Most important of all, he addressed system-based trends in hockey and how he prefers to cater his tactics to the players at his disposal, and not the other way around.

“Everyone’s playing the same system,” he said. “It seems like they have one team that’s been successful for a year or two and suddenly everyone is emulating everything that they do. Everything from recruiting the same type of players to the same systems. I think the challenge for management is to look what kind of team you have and say, ‘OK, who is going to fit our team—the team we have right now—and develop us into a contender in the National Hockey League?”

Such a sentiment should appeal to every fan who was just subjected to two years of Housley taking the exact opposite approach to no avail. It’s quotes like these that make the popular apprehension regarding Grönborg’s label as “just another unproven coach” so short-sighted. Experience wise, yes, the Sabres would be bringing on another first-time NHL coach, but that is where the similarities between he and Housley start and finish.

Despite his track record of success and his seemingly compatible leadership traits, there is still some risk associated with bringing him aboard. Aside from the fact that he’s never held a position in the league in any capacity, he’s also never coached a team for six months at a time. Being unfamiliar with the strains of an 82-game season is an important factor to consider. There are however, other perceived practical flaws that some fans have expressed, which are perhaps less legitimate.

For instance, the concerns about his lack of familiarity with the “North American game” are probably overblown. Aside from the fact that he spent time playing and coaching for St. Cloud State, as the head coach of the Swedish team (which is his only job), he spends all year scouting players from around the world, many of whom (dare I say, most?) play in the NHL.
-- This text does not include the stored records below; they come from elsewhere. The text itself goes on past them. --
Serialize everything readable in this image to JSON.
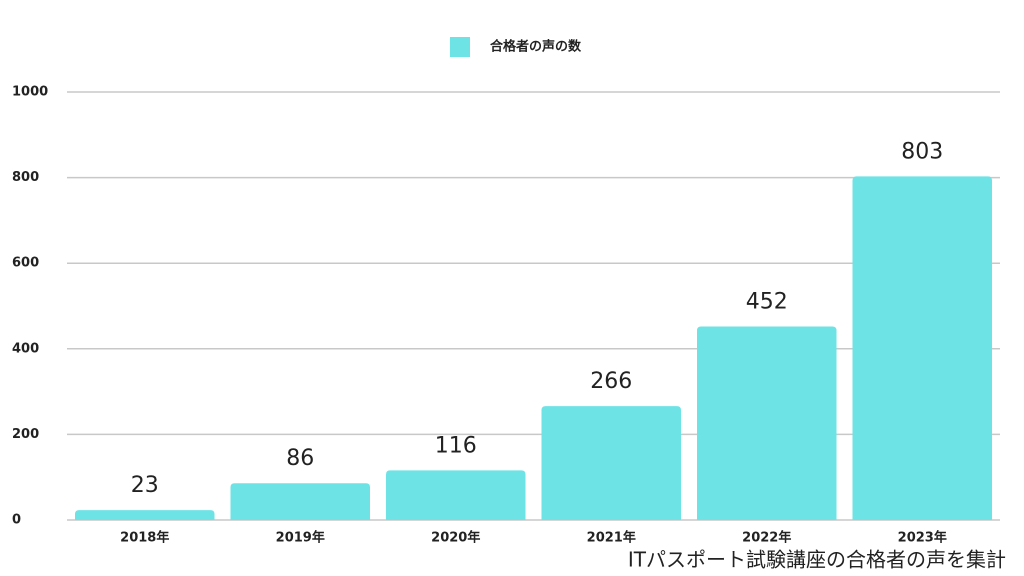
{
  "chart_data": {
    "type": "bar",
    "legend": "合格者の声の数",
    "categories": [
      "2018年",
      "2019年",
      "2020年",
      "2021年",
      "2022年",
      "2023年"
    ],
    "values": [
      23,
      86,
      116,
      266,
      452,
      803
    ],
    "color": "#6ee3e6",
    "ylim": [
      0,
      1000
    ],
    "yticks": [
      0,
      200,
      400,
      600,
      800,
      1000
    ],
    "grid": true,
    "annotation": "ITパスポート試験講座の合格者の声を集計"
  }
}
He is also a United States citizen (dual-citizenship) who would have no problem communicating with English-speaking players on the roster (which is another somewhat popular talking point among fans).

The last, and perhaps most widely-shared criticism of Grönborg as a candidate revolves around a relatively archaic perception about the “soft European game” which many believe is played in Sweden. Sure, every NHL team needs some semblance of a physical presence, (especially in the playoffs), but like it or not, the NHL has evolved. Fast, skilled, less physically-imposing players are flourishing. Perhaps it’s high time the organization puts itself ahead of the curve in that respect.
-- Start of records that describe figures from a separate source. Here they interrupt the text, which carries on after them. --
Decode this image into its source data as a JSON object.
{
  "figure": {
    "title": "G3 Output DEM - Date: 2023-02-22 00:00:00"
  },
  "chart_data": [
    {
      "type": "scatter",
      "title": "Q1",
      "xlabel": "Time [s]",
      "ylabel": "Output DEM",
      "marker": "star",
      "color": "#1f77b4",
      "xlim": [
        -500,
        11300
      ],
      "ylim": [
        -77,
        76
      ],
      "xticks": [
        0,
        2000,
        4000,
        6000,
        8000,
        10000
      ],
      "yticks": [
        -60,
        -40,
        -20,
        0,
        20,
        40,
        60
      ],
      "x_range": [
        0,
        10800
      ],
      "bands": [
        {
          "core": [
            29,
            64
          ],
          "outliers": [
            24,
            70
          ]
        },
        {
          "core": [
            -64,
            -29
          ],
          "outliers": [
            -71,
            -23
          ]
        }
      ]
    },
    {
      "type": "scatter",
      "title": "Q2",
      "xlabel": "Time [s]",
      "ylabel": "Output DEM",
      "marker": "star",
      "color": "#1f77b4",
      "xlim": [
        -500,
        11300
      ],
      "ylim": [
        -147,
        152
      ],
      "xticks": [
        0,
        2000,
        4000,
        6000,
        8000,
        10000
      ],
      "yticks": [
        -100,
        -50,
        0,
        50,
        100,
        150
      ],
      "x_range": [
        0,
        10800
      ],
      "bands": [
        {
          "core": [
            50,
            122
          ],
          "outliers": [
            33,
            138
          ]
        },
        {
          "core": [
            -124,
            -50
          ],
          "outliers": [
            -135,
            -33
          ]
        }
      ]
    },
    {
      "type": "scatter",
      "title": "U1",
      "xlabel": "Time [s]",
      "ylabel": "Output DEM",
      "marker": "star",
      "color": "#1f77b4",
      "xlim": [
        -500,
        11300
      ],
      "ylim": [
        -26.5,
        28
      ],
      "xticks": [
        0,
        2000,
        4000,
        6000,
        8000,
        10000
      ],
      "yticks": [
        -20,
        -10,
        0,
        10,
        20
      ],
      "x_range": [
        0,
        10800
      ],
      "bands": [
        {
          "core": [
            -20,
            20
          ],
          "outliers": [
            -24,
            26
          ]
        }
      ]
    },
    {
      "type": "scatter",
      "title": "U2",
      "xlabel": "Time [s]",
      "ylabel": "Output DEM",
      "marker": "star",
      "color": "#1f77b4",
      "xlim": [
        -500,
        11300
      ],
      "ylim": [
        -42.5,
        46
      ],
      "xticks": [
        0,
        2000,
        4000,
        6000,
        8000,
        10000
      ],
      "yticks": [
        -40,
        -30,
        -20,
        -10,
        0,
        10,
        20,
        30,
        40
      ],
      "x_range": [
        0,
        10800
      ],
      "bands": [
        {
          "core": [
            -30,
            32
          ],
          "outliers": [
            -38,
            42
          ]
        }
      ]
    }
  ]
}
Botterill doesn’t appear to be concerned with said narrative, given his player acquisition trends. In his two years as the GM in Buffalo he’s drafted 10 European players, nine of whom came from either Sweden or Finland. At the moment, the Sabres have 18 players from those two countries in the organization. 15 of them are under the age of 22.

Almost every Swedish player in the organization has been coached by Gronborg at some point in their development. That factor almost certainly plays into his favor.
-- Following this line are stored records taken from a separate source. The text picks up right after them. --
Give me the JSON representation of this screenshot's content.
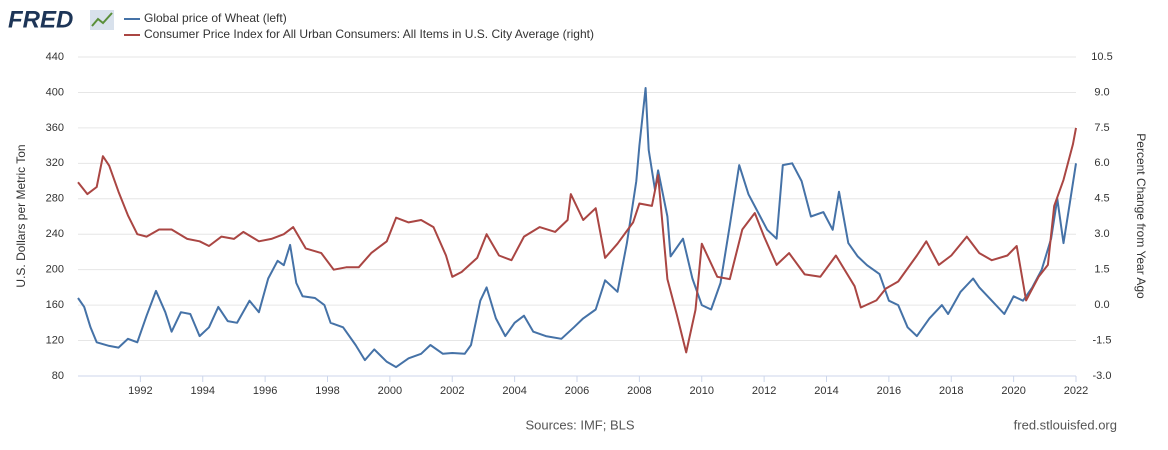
{
  "logo": "FRED",
  "sources": "Sources: IMF; BLS",
  "site": "fred.stlouisfed.org",
  "chart_data": {
    "type": "line",
    "ylabel": "U.S. Dollars per Metric Ton",
    "y2label": "Percent Change from Year Ago",
    "xlim": [
      1990,
      2022
    ],
    "xticks": [
      1992,
      1994,
      1996,
      1998,
      2000,
      2002,
      2004,
      2006,
      2008,
      2010,
      2012,
      2014,
      2016,
      2018,
      2020,
      2022
    ],
    "ylim": [
      80,
      440
    ],
    "yticks": [
      80,
      120,
      160,
      200,
      240,
      280,
      320,
      360,
      400,
      440
    ],
    "y2lim": [
      -3,
      10.5
    ],
    "y2ticks": [
      {
        "value": -3,
        "label": "-3.0"
      },
      -1.5,
      {
        "value": 0,
        "label": "0.0"
      },
      1.5,
      {
        "value": 3,
        "label": "3.0"
      },
      4.5,
      {
        "value": 6,
        "label": "6.0"
      },
      7.5,
      {
        "value": 9,
        "label": "9.0"
      },
      10.5
    ],
    "grid": true,
    "series": [
      {
        "name": "Global price of Wheat (left)",
        "color": "#4572a7",
        "x": [
          1990.0,
          1990.2,
          1990.4,
          1990.6,
          1991.0,
          1991.3,
          1991.6,
          1991.9,
          1992.2,
          1992.5,
          1992.8,
          1993.0,
          1993.3,
          1993.6,
          1993.9,
          1994.2,
          1994.5,
          1994.8,
          1995.1,
          1995.5,
          1995.8,
          1996.1,
          1996.4,
          1996.6,
          1996.8,
          1997.0,
          1997.2,
          1997.6,
          1997.9,
          1998.1,
          1998.5,
          1998.9,
          1999.2,
          1999.5,
          1999.9,
          2000.2,
          2000.6,
          2001.0,
          2001.3,
          2001.7,
          2002.0,
          2002.4,
          2002.6,
          2002.9,
          2003.1,
          2003.4,
          2003.7,
          2004.0,
          2004.3,
          2004.6,
          2005.0,
          2005.5,
          2005.9,
          2006.2,
          2006.6,
          2006.9,
          2007.3,
          2007.6,
          2007.9,
          2008.0,
          2008.2,
          2008.3,
          2008.5,
          2008.6,
          2008.9,
          2009.0,
          2009.4,
          2009.7,
          2010.0,
          2010.3,
          2010.6,
          2010.9,
          2011.2,
          2011.5,
          2011.8,
          2012.1,
          2012.4,
          2012.6,
          2012.9,
          2013.2,
          2013.5,
          2013.9,
          2014.2,
          2014.4,
          2014.7,
          2015.0,
          2015.3,
          2015.7,
          2016.0,
          2016.3,
          2016.6,
          2016.9,
          2017.3,
          2017.7,
          2017.9,
          2018.3,
          2018.7,
          2018.9,
          2019.3,
          2019.7,
          2020.0,
          2020.3,
          2020.6,
          2020.9,
          2021.2,
          2021.4,
          2021.6,
          2021.8,
          2022.0
        ],
        "values": [
          168,
          158,
          135,
          118,
          114,
          112,
          122,
          118,
          148,
          176,
          152,
          130,
          152,
          150,
          125,
          135,
          158,
          142,
          140,
          165,
          152,
          190,
          210,
          205,
          228,
          185,
          170,
          168,
          160,
          140,
          135,
          115,
          98,
          110,
          96,
          90,
          100,
          105,
          115,
          105,
          106,
          105,
          115,
          165,
          180,
          145,
          125,
          140,
          148,
          130,
          125,
          122,
          135,
          145,
          155,
          188,
          175,
          230,
          300,
          340,
          405,
          335,
          290,
          312,
          260,
          215,
          235,
          190,
          160,
          155,
          185,
          250,
          318,
          285,
          265,
          245,
          235,
          318,
          320,
          300,
          260,
          265,
          245,
          288,
          230,
          215,
          205,
          195,
          165,
          160,
          135,
          125,
          145,
          160,
          150,
          175,
          190,
          180,
          165,
          150,
          170,
          165,
          180,
          200,
          235,
          280,
          230,
          275,
          320
        ]
      },
      {
        "name": "Consumer Price Index for All Urban Consumers: All Items in U.S. City Average (right)",
        "color": "#aa4643",
        "axis": "y2",
        "x": [
          1990.0,
          1990.3,
          1990.6,
          1990.8,
          1991.0,
          1991.3,
          1991.6,
          1991.9,
          1992.2,
          1992.6,
          1993.0,
          1993.5,
          1993.9,
          1994.2,
          1994.6,
          1995.0,
          1995.3,
          1995.8,
          1996.2,
          1996.6,
          1996.9,
          1997.3,
          1997.8,
          1998.2,
          1998.6,
          1999.0,
          1999.4,
          1999.9,
          2000.2,
          2000.6,
          2001.0,
          2001.4,
          2001.8,
          2002.0,
          2002.3,
          2002.8,
          2003.1,
          2003.5,
          2003.9,
          2004.3,
          2004.8,
          2005.3,
          2005.7,
          2005.8,
          2006.2,
          2006.6,
          2006.9,
          2007.3,
          2007.8,
          2008.0,
          2008.4,
          2008.6,
          2008.9,
          2009.2,
          2009.5,
          2009.8,
          2010.0,
          2010.5,
          2010.9,
          2011.3,
          2011.7,
          2012.0,
          2012.4,
          2012.8,
          2013.3,
          2013.8,
          2014.3,
          2014.9,
          2015.1,
          2015.6,
          2015.9,
          2016.3,
          2016.9,
          2017.2,
          2017.6,
          2018.0,
          2018.5,
          2018.9,
          2019.3,
          2019.8,
          2020.1,
          2020.4,
          2020.8,
          2021.1,
          2021.3,
          2021.6,
          2021.9,
          2022.0
        ],
        "values": [
          5.2,
          4.7,
          5.0,
          6.3,
          5.9,
          4.8,
          3.8,
          3.0,
          2.9,
          3.2,
          3.2,
          2.8,
          2.7,
          2.5,
          2.9,
          2.8,
          3.1,
          2.7,
          2.8,
          3.0,
          3.3,
          2.4,
          2.2,
          1.5,
          1.6,
          1.6,
          2.2,
          2.7,
          3.7,
          3.5,
          3.6,
          3.3,
          2.1,
          1.2,
          1.4,
          2.0,
          3.0,
          2.1,
          1.9,
          2.9,
          3.3,
          3.1,
          3.6,
          4.7,
          3.6,
          4.1,
          2.0,
          2.6,
          3.5,
          4.3,
          4.2,
          5.5,
          1.1,
          -0.4,
          -2.0,
          -0.2,
          2.6,
          1.2,
          1.1,
          3.2,
          3.9,
          2.9,
          1.7,
          2.2,
          1.3,
          1.2,
          2.1,
          0.8,
          -0.1,
          0.2,
          0.7,
          1.0,
          2.1,
          2.7,
          1.7,
          2.1,
          2.9,
          2.2,
          1.9,
          2.1,
          2.5,
          0.2,
          1.2,
          1.7,
          4.2,
          5.3,
          6.8,
          7.5
        ]
      }
    ]
  }
}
At the end of the day, what we have here is a candidate with excellent communication skills, progressive tactical theories, and worldwide familiarity. He’s not the conventional pick (after all, there hasn’t been a European head coach in the NHL since 2001), he’s not the safe pick, but he sure is one of the most intriguing.

The Sabres must ask themselves whether it’s better to swing big and potentially miss, or to aim for the middle and arrive safely. Given the potential pressure on Botterill to right the ship in short order, it remains to be seen whether or not he’ll be brave enough to go with such a bold choice behind the bench.